Just then, all at once, one of the prattling maidens behind them called out: "There is really an earthquake coming; I actually feel it; good night!" It was Agata. "God grant one," said Albano. "O why?" said Linda, eagerly, but in a low tone. "All that the infinite mother wills and sends is to me to-day childishly dear, even death;--are not we, too, part and parcel of her immortality?" said he. "Yes, man may feel and believe this in joy; only in sorrow let him not speak of immortality; in such impotency of soul he is not worthy of it."

Albano's spirit here rose up from its princely seat to greet its lofty kinswoman, and said, "Immortal one! and though no one else were so!" She silently smiled and went on. His heart was an asbestos-leaf written over and cast into the fire, burning, not consuming; his whole former life went out, the leaf shone fiery and pure for Linda's hand.
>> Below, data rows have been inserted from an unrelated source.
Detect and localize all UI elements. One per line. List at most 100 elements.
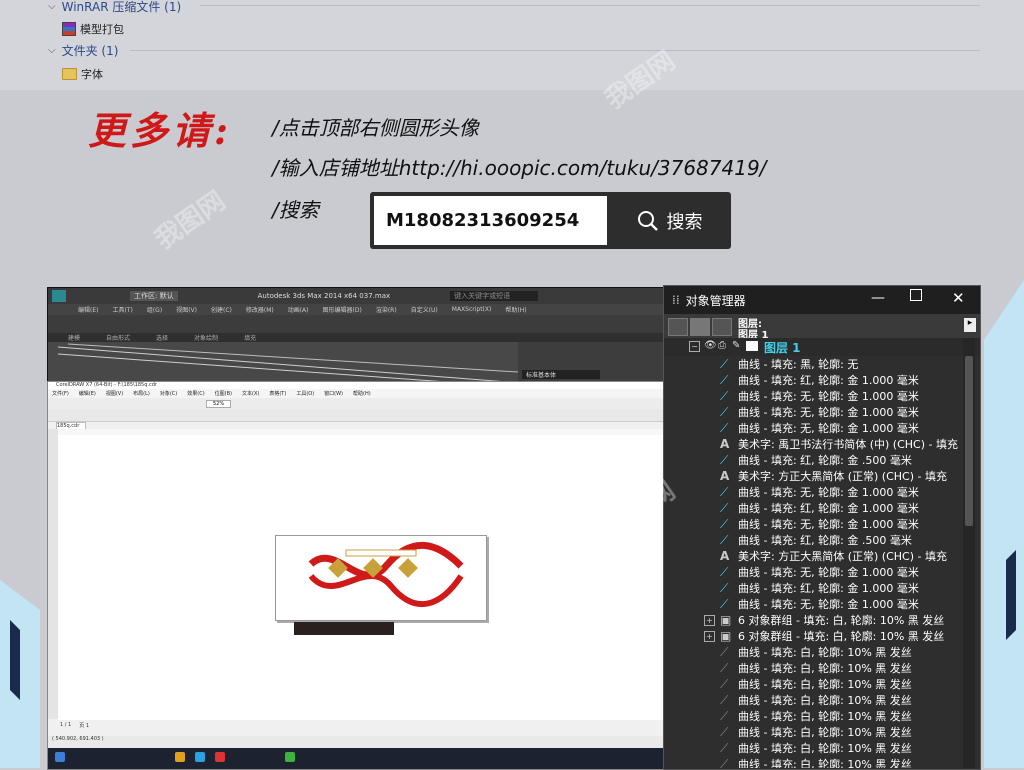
- object-row[interactable]: ⟋ 曲线 - 填充: 无, 轮廓: 金 1.000 毫米: [664, 516, 964, 532]
- menu-item[interactable]: 视图(V): [176, 305, 197, 314]
- windows-start-icon[interactable]: [55, 752, 65, 762]
- menu-item[interactable]: 视图(V): [106, 390, 123, 397]
- ribbon-tab[interactable]: 选择: [156, 333, 168, 342]
- layer-row[interactable]: − 👁 ⎙ ✎ 图层 1: [664, 338, 980, 356]
- curve-icon: ⟋: [720, 564, 729, 579]
- visibility-icon[interactable]: 👁: [704, 340, 717, 351]
- object-row[interactable]: ⟋ 曲线 - 填充: 无, 轮廓: 金 1.000 毫米: [664, 484, 964, 500]
- app-icon[interactable]: [215, 752, 225, 762]
- file-item-folder[interactable]: 字体: [62, 66, 103, 82]
- lock-icon[interactable]: ✎: [732, 340, 740, 351]
- collapse-icon[interactable]: −: [689, 341, 700, 352]
- object-row[interactable]: ⟋ 曲线 - 填充: 红, 轮廓: 金 1.000 毫米: [664, 372, 964, 388]
- workspace-select[interactable]: 工作区: 默认: [130, 291, 178, 301]
- menu-item[interactable]: 工具(O): [296, 390, 314, 397]
- file-item-rar[interactable]: 模型打包: [62, 21, 124, 37]
- object-row[interactable]: A 美术字: 方正大黑简体 (正常) (CHC) - 填充: [664, 548, 964, 564]
- maximize-icon[interactable]: [910, 289, 922, 301]
- object-row[interactable]: ⟋ 曲线 - 填充: 红, 轮廓: 金 .500 毫米: [664, 452, 964, 468]
- menu-item[interactable]: 效果(C): [187, 390, 204, 397]
- menu-item[interactable]: 组(G): [147, 305, 162, 314]
- group-header-winrar[interactable]: ⌵ WinRAR 压缩文件 (1): [48, 0, 181, 15]
- object-row[interactable]: ⟋ 曲线 - 填充: 白, 轮廓: 10% 黑 发丝: [664, 740, 964, 756]
- artwork-strip[interactable]: [294, 622, 394, 635]
- search-input[interactable]: [374, 196, 607, 245]
- menu-item[interactable]: 修改器(M): [246, 305, 274, 314]
- object-row[interactable]: ⟋ 曲线 - 填充: 白, 轮廓: 10% 黑 发丝: [664, 708, 964, 724]
- object-row[interactable]: ⟋ 曲线 - 填充: 白, 轮廓: 10% 黑 发丝: [664, 644, 964, 660]
- object-row[interactable]: ⟋ 曲线 - 填充: 无, 轮廓: 金 1.000 毫米: [664, 564, 964, 580]
- layer-manager-icon[interactable]: [690, 318, 710, 336]
- menu-item[interactable]: 表格(T): [269, 390, 286, 397]
- layer-properties-icon[interactable]: [668, 318, 688, 336]
- object-row[interactable]: ⟋ 曲线 - 填充: 白, 轮廓: 10% 黑 发丝: [664, 756, 964, 769]
- object-row[interactable]: ⟋ 曲线 - 填充: 无, 轮廓: 金 1.000 毫米: [664, 596, 964, 612]
- panel-dropdown[interactable]: 标准基本体: [522, 370, 600, 379]
- menu-item[interactable]: 图形编辑器(D): [323, 305, 362, 314]
- object-row[interactable]: ⟋ 曲线 - 填充: 红, 轮廓: 金 1.000 毫米: [664, 500, 964, 516]
- object-row[interactable]: ⟋ 曲线 - 填充: 红, 轮廓: 金 1.000 毫米: [664, 580, 964, 596]
- menu-item[interactable]: 位图(B): [215, 390, 232, 397]
- zoom-select[interactable]: 52%: [206, 400, 232, 408]
- group-header-folder[interactable]: ⌵ 文件夹 (1): [48, 42, 118, 59]
- object-row[interactable]: ⟋ 曲线 - 填充: 无, 轮廓: 金 1.000 毫米: [664, 404, 964, 420]
- menu-item[interactable]: 文件(F): [52, 390, 69, 397]
- menu-item[interactable]: MAXScript(X): [452, 306, 492, 313]
- cdr-property-bar[interactable]: [48, 409, 664, 422]
- scrollbar-thumb[interactable]: [965, 356, 973, 526]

When they reached the last eminence below which Linda's and Julienne's dwelling lay, and they stood near each other on the point of separation, then the maiden suddenly cried out below: "An earthquake!" Out of hell a thunder-car rolled on in the subterranean ways,--a broad lightning flapped its wings up and down in the pure heaven under the stars,--the earth and the stars trembled, and affrighted eagles flew through the lofty night. Albano had grasped the hands of the tottering Linda. Her face had faded before the moon to a pale, godlike statue of marble. By this time it was all over; only some stars of the earth still shot down out of the steadfast heavens into the sea, and wondrous clouds went up round about from below. "Am I not very timid?" said she, faintly. Albano gazed into her face livingly and serenely as a sun-god in morning-redness, and pressed her hands. She would have drawn them away violently. "Give them to me forever!" said he, earnestly. "Bold man," said she, in confusion, "who art thou? Dost thou know me? If thou art as I, then swear and say whether thou hast always been true!" Albano looked toward Heaven, his life was balanced; God was near him; he answered softly and firmly: "Linda, always!" "So have I!" said she, and inclined modestly her beautiful head upon his breast, but immediately raised it again, with its large moist eyes, and said, hurriedly: "Go now! Early to-morrow come, Albano! Adio! Adio!"

The maidens came up. Albano went down, his bosom filled with living warmth, with living radiance. Nature breathed with fresher perfumes out of the gardens; the sea murmured again below; and on Vesuvius burned a Love's-torch, a festal fire of joy. Through the night-skies some eagles were still sailing toward the moon, as toward a sun; and against the arch of heaven the Jacob's-ladder stood leaning with golden rounds of stars.